ValueError: Index contains duplicate entries, cannot reshape in Pandas

In this tutorial, we'll see how to solve a common Pandas error – "ValueError: Index contains duplicate entries, cannot reshape". We get this error from the Pandas when we try to reindex columns or index objects with duplicate entries.

The error is very common for Pandas methods like:

  • df.pivot()
  • df.unstack()

There are several quick solutions to it:

(1) Drop duplicates on the index or columns:

df = df.drop_duplicates(['col_1','col_2'])

(2) Use pivot_table:

pd.pivot_table(df, index='col_1', columns='col_2', values=['col_3'] , aggfunc='count')

(3) Use reset the index

.reset_index()

Let's cover several examples explaining the error in more context.

Setup

For this post we will work with the following DataFrame:

import pandas as pd

data = {
    'team': ['team_blue', 'team_red', 'team_blue', 'team_red', 'team_blue', 'team_red', 'team_blue', 'team_red', 'team_blue', 'team_red'],
    'day': [7, 7, 8, 8, 9, 9, 10, 10, 10, 10],
    'points': [10, 12, 9, 7, 14, 5, 9, 8, 10, 11],
}
df = pd.DataFrame(data)

data:

team day points
0 team_blue 7 10
1 team_red 7 12
2 team_blue 8 9
3 team_red 8 7
4 team_blue 9 14

Step 1: Detect duplicate records

The error will be raised in case of duplicates on any of the axes.

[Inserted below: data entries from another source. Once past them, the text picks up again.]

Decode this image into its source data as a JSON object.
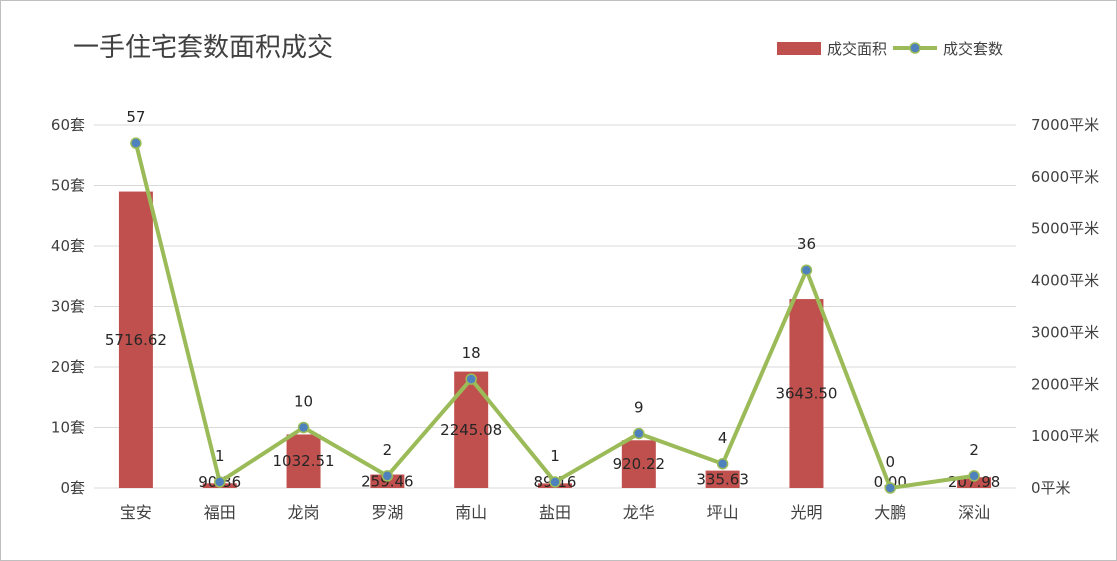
{
  "colors": {
    "bar": "#c0504d",
    "line": "#9bbb59",
    "marker": "#4f81bd",
    "grid": "#d9d9d9",
    "text": "#404040",
    "label": "#262626"
  },
  "chart_data": {
    "type": "bar",
    "title": "一手住宅套数面积成交",
    "categories": [
      "宝安",
      "福田",
      "龙岗",
      "罗湖",
      "南山",
      "盐田",
      "龙华",
      "坪山",
      "光明",
      "大鹏",
      "深汕"
    ],
    "series": [
      {
        "name": "成交面积",
        "type": "bar",
        "axis": "right",
        "values": [
          5716.62,
          90.36,
          1032.51,
          259.46,
          2245.08,
          89.16,
          920.22,
          335.63,
          3643.5,
          0.0,
          207.98
        ],
        "labels": [
          "5716.62",
          "90.36",
          "1032.51",
          "259.46",
          "2245.08",
          "89.16",
          "920.22",
          "335.63",
          "3643.50",
          "0.00",
          "207.98"
        ]
      },
      {
        "name": "成交套数",
        "type": "line",
        "axis": "left",
        "values": [
          57,
          1,
          10,
          2,
          18,
          1,
          9,
          4,
          36,
          0,
          2
        ],
        "labels": [
          "57",
          "1",
          "10",
          "2",
          "18",
          "1",
          "9",
          "4",
          "36",
          "0",
          "2"
        ]
      }
    ],
    "y_left": {
      "ylim": [
        0,
        60
      ],
      "ticks": [
        "0套",
        "10套",
        "20套",
        "30套",
        "40套",
        "50套",
        "60套"
      ]
    },
    "y_right": {
      "ylim": [
        0,
        7000
      ],
      "ticks": [
        "0平米",
        "1000平米",
        "2000平米",
        "3000平米",
        "4000平米",
        "5000平米",
        "6000平米",
        "7000平米"
      ]
    },
    "grid": true,
    "legend": "top-right"
  }
}
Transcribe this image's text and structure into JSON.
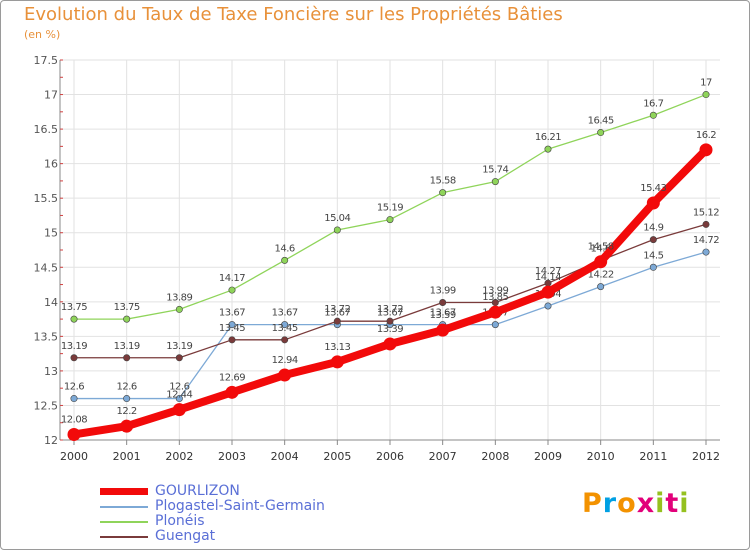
{
  "chart_data": {
    "type": "line",
    "title": "Evolution du Taux de Taxe Foncière sur les Propriétés Bâties",
    "unit_label": "(en %)",
    "x": [
      "2000",
      "2001",
      "2002",
      "2003",
      "2004",
      "2005",
      "2006",
      "2007",
      "2008",
      "2009",
      "2010",
      "2011",
      "2012"
    ],
    "ylim": [
      12,
      17.5
    ],
    "yticks": [
      "12",
      "12.5",
      "13",
      "13.5",
      "14",
      "14.5",
      "15",
      "15.5",
      "16",
      "16.5",
      "17",
      "17.5"
    ],
    "grid": true,
    "legend_position": "bottom-left",
    "series": [
      {
        "name": "Plonéis",
        "color": "#8fd45a",
        "values": [
          13.75,
          13.75,
          13.89,
          14.17,
          14.6,
          15.04,
          15.19,
          15.58,
          15.74,
          16.21,
          16.45,
          16.7,
          17
        ],
        "labels": [
          "13.75",
          "13.75",
          "13.89",
          "14.17",
          "14.6",
          "15.04",
          "15.19",
          "15.58",
          "15.74",
          "16.21",
          "16.45",
          "16.7",
          "17"
        ]
      },
      {
        "name": "Plogastel-Saint-Germain",
        "color": "#7da9d6",
        "values": [
          12.6,
          12.6,
          12.6,
          13.67,
          13.67,
          13.67,
          13.67,
          13.67,
          13.67,
          13.94,
          14.22,
          14.5,
          14.72
        ],
        "labels": [
          "12.6",
          "12.6",
          "12.6",
          "13.67",
          "13.67",
          "13.67",
          "13.67",
          "13.67",
          "13.67",
          "13.94",
          "14.22",
          "14.5",
          "14.72"
        ]
      },
      {
        "name": "Guengat",
        "color": "#7a3b3b",
        "values": [
          13.19,
          13.19,
          13.19,
          13.45,
          13.45,
          13.72,
          13.72,
          13.99,
          13.99,
          14.27,
          14.6,
          14.9,
          15.12
        ],
        "labels": [
          "13.19",
          "13.19",
          "13.19",
          "13.45",
          "13.45",
          "13.72",
          "13.72",
          "13.99",
          "13.99",
          "14.27",
          "14.6",
          "14.9",
          "15.12"
        ]
      },
      {
        "name": "GOURLIZON",
        "color": "#f20a0a",
        "values": [
          12.08,
          12.2,
          12.44,
          12.69,
          12.94,
          13.13,
          13.39,
          13.59,
          13.85,
          14.14,
          14.58,
          15.43,
          16.2
        ],
        "labels": [
          "12.08",
          "12.2",
          "12.44",
          "12.69",
          "12.94",
          "13.13",
          "13.39",
          "13.59",
          "13.85",
          "14.14",
          "14.58",
          "15.43",
          "16.2"
        ]
      }
    ],
    "legend": [
      "GOURLIZON",
      "Plogastel-Saint-Germain",
      "Plonéis",
      "Guengat"
    ]
  },
  "brand": {
    "letters": [
      "P",
      "r",
      "o",
      "x",
      "i",
      "t",
      "i"
    ],
    "colors": [
      "#f39200",
      "#00a0e3",
      "#f39200",
      "#e2007a",
      "#95c11f",
      "#e2007a",
      "#95c11f"
    ]
  }
}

So in order to ensure that there's no duplicates on the selected columns or rows we can use:

df[df.duplicated(['team', 'day'], keep=False)]

output:

team day points
6 team_blue 10 9
7 team_red 10 8
8 team_blue 10 10
9 team_red 10 11

if we get non empty result it means that error will be occur if we try to use those columns with pivot:

pd.pivot(df,'team', 'day' )['points']

The result is Pandas well known error:

ValueError: Index contains duplicate entries, cannot reshape

Note: We can use also:

df.duplicated(['row', 'col']).any()

The output is True or False. In case above it's True

Step 2: Remove duplicate records

To solve the error when we have duplicates we can remove duplicates. To do so we will use method: df.drop_duplicates():

df = df.drop_duplicates(['team', 'day'])

This time running:

pd.pivot(df,'team', 'day' )['points']

will not raise errors. The result is:

day 7 8 9 10
team
team_blue 10 9 14 9
team_red 12 7 5 8

Step 3: Use pivot_table

For duplicated records we can use the method pivot_table with aggregation functions. For example we can check number of records per each group by:

pd.pivot_table(df, index='day', columns='team', values=['points'] , aggfunc='count')

Instead of error we get the count for each column:

points
team team_blue team_red
day
7 1 1
8 1 1
9 1 1
10 2 2
Pro Tip 1
Two main differences between:
pivot
and
pivot_table

(1) "pivot_table" is a generalization of "pivot" that can handle duplicate values for index/column pair.
(2) "pivot_table" will only allow numeric types as "values=", whereas "pivot" will take string types.

Step 4: Use reset_index

Depending on the data and the expected result we can use multiple transformations to solve the error.

Let's demonstrate that with using method reset_index():

df_agg = df.groupby(by=['team', 'day'])['points'].sum().reset_index()
df_agg.pivot(index='team', columns='day', values=['points'])

The output is:

points
day 7 8 9 10
team
team_blue 10 9 14 19
team_red 12 7 5 19

How does it work?

First we group by the two columns - 'team', 'day' and then calculate the sum() of points for each group.

df.groupby(by=['team', 'day'])['points'].sum()

The result is a pandas Series:

team       day
team_blue  7      10
           8       9
           9      14
           10     19
team_red   7      12
           8       7
           9       5
           10     19
Name: points, dtype: int64

reset_index() convert it to a DataFrame without duplicates:

points
day 7 8 9 10
team
team_blue 10 9 14 19
team_red 12 7 5 19

Now we can do pivot() without getting an error: "ValueError: Index contains duplicate entries, cannot reshape".

Pro Tip 2
The same result might be achieved in different ways. Depending on the context we can use different methods.

Conclusion

To sum up, this article shows how removing duplicates can solve the "ValueError: Index contains duplicate entries, cannot reshape" error.

We also covered how to find the reasons for the error. Finally we show alternative ways to get the same result.